Emblema del Teatro del Absurdo, el texto de Samuel Beckett no propone respuestas sino una incomodidad persistente. Y en un mundo atravesado por guerras, invasiones, desplazamientos y un futuro cada vez más opaco, la pregunta vuelve a golpear: ¿Qué estamos esperando hoy?
Tal vez —como sugiere esta puesta— no se trate de esperar algo, sino de permitir que de la nada surja la reflexión, que el vacío no sea parálisis sino conciencia.
Vladimir: nombre propio, historia propia
Para Iván Solarich, Vladimir no es solo un personaje. Es también un nombre cargado de memoria.
“Mi hermano fallecido muy tempranamente se llamaba Vladimir.”
La coincidencia no es menor. Ese hermano, muerto a los 49 años, pertenecía a la generación de las grandes utopías, de los relatos de transformación radical del mundo. Encarnar a Vladimir hoy es, para Iván, poner el cuerpo a una herencia, dejar que la biografía impregne el texto.

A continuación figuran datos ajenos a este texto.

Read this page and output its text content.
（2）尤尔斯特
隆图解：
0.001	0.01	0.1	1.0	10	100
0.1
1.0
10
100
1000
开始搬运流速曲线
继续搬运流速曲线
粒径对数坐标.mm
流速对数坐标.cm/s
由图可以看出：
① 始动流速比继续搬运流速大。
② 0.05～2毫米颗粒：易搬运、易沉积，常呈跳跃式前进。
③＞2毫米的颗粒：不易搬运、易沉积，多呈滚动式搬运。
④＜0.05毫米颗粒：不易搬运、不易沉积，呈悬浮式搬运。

“Uno habla con su voz, claro. Pero también habla por tantas otras voces.”
Ahí aparece una de las claves de su trabajo actoral: no borrar la singularidad, no neutralizar la historia personal en nombre de una abstracción. Los personajes, dice, no son cáscaras vacías.
Teatro, política y preguntas
Iván no esquiva la palabra política. Se define sin grandilocuencias:
“Soy un hombre de izquierda, pero no un dogmático. Un hombre que se hace muchas preguntas, mucha autocrítica, y que no se come el relato de que este mundo es la panacea.”
Esa posición se filtra en su Vladimir. No como consigna, sino como respiración ética. La obra, insiste, no es solo existencial: es profundamente política en tanto interroga la pasividad, la espera delegada, la renuncia a decidir.
“Nadie que se te imponga en algo es algo positivo. Nadie que decida por vos.”
Lisboa, Europa y el regreso
El proyecto nace de un cruce internacional. Solarich trabajó durante meses en Portugal junto al actor Manuel Coelho y bajo la impronta del histórico Teatro Experimental de Cascais. Ensayos, funciones, subtítulos, lenguas que se cruzan. Una experiencia intensa.
“Para un actor uruguayo, que te invite un elenco extranjero, es una alegría enorme. Y un desafío brutal.”
Traer Godot a Montevideo no es un gesto de importación sino de ida y vuelta: un viaje que regresa transformado. Como Heráclito, recuerda Iván, uno nunca vuelve al mismo río.
Un teatro vivo
Hacia el final de la charla, Iván recita un fragmento de la obra. No actúa: piensa el texto en presente.
“El aire está lleno de nuestros gritos, pero la costumbre ensordece.”
Lo dice despacio. Y agrega:
“Siento que Beckett te arrima la hoja y te dice: decilo vos. Hoy.”
Ahí está, quizás, el sentido último de esta puesta: decir hoy. No como repetición mecánica, sino como acto vivo. Porque las obras no envejecen; envejecen las miradas.
Esperando a Godot vuelve al Solís no para responder qué estamos esperando, sino para obligarnos a no dormir mientras otros sufren.
A escuchar el ruido del mundo.
A preguntarnos, incómodamente, si seguimos esperando o si, por fin, empezamos a pensar qué hacer con esta espera.